Staffers of The Devil’s Advocate, the high-school-student-run news application from Ellenville (Courtesy of Amberly Jane Campbell)

3) The students’ own paper. As Alex Shiffer studied the Journal’s readership, he came across this blunt fact: “The main reason we lose print readers is due to death. It’s not that reading the paper is all that dangerous! It’s just that they’re old.”

To replenish the readership, and to increase student involvement in the community and interest in journalism, the print Shawangunk Journal and online NewsAtomic site are complemented by a student-run news app called The Devil’s Advocate. (It is free and available in iPhone and Android versions.)

Jasmine Shiffer, elder daughter of Alex Shiffer and Sharon Richman, is 17 years old and a senior at Ellenville High School. “When I was a freshman, the high school had a paper—but it was in print, and it only came out twice a year,” Jasmine Shiffer told me on the phone. “It was kind of pathetic.”

“Then in my sophomore year, it just completely disappeared.
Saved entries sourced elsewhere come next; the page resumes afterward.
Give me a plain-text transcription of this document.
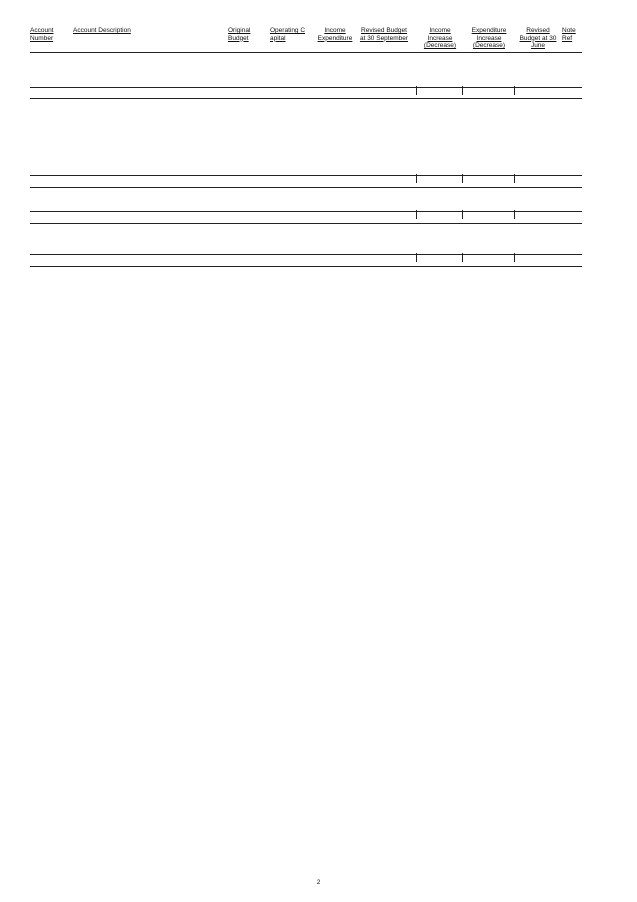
Account
Number
Account Description	Original
Budget
Operating C
apital
Income
Expenditure
Revised Budget
at 30 September
Income
Increase
(Decrease)
Expenditure
Increase
(Decrease)
Revised
Budget at 30
June
Note
Ref
2
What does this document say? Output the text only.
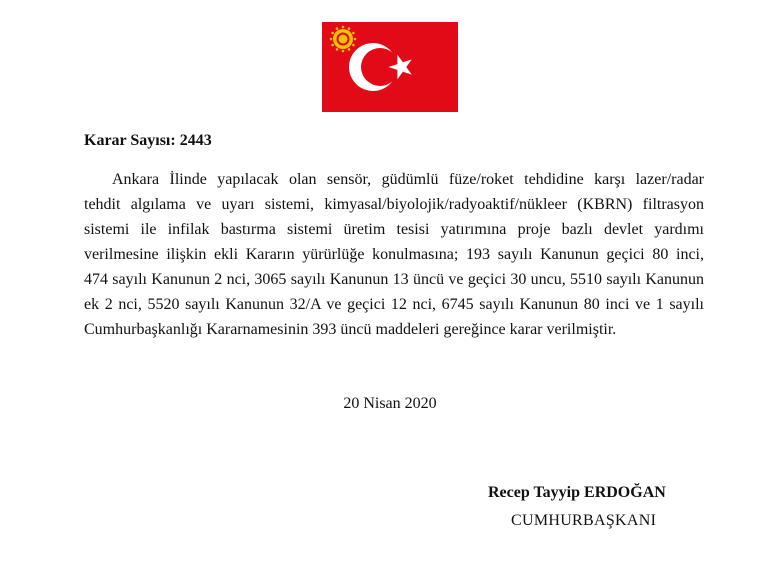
Karar Sayısı: 2443
Ankara İlinde yapılacak olan sensör, güdümlü füze/roket tehdidine karşı lazer/radar
tehdit algılama ve uyarı sistemi, kimyasal/biyolojik/radyoaktif/nükleer (KBRN) filtrasyon
sistemi ile infilak bastırma sistemi üretim tesisi yatırımına proje bazlı devlet yardımı
verilmesine ilişkin ekli Kararın yürürlüğe konulmasına; 193 sayılı Kanunun geçici 80 inci,
474 sayılı Kanunun 2 nci, 3065 sayılı Kanunun 13 üncü ve geçici 30 uncu, 5510 sayılı Kanunun
ek 2 nci, 5520 sayılı Kanunun 32/A ve geçici 12 nci, 6745 sayılı Kanunun 80 inci ve 1 sayılı
Cumhurbaşkanlığı Kararnamesinin 393 üncü maddeleri gereğince karar verilmiştir.
20 Nisan 2020
Recep Tayyip ERDOĞAN
CUMHURBAŞKANI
I thought that every school deserves a newspaper, and online seems to be the only way to get to kids like me these days. So I wanted to start a paper for the school.”

She did. Without any official involvement from or approval by high-school authorities, a group of students now put out news posts every school day on the Devil’s Advocate app. “We cover a wide variety,” Jasmine Shiffer said. “Some sports, some culture—the real stuff, and the fun stuff.

“People love it,” she said. “So much of ‘the news’ seems so boring and disconnected from our real lives. To have this school paper written by their friends, and about their friends, makes everything seem so much more accessible.”

What comes next for Jasmine, after her senior year in high school? “I’ve really enjoyed doing this, much more than I thought I would. I have seen my parents and all the struggles they have gone through owning this paper. So I was nervous about the whole journalism thing. But at least in college I want to be involved in journalism.”


Is the Shawganunk Journal/NewsAtomic/Devil’s Advocate model “the” answer for other local publications? Of course not—their combined success is still provisional, and market and civic circumstances vary city by city.

But together they offer another illustration of a range of possible solutions for local publications, and the communities that depend on them.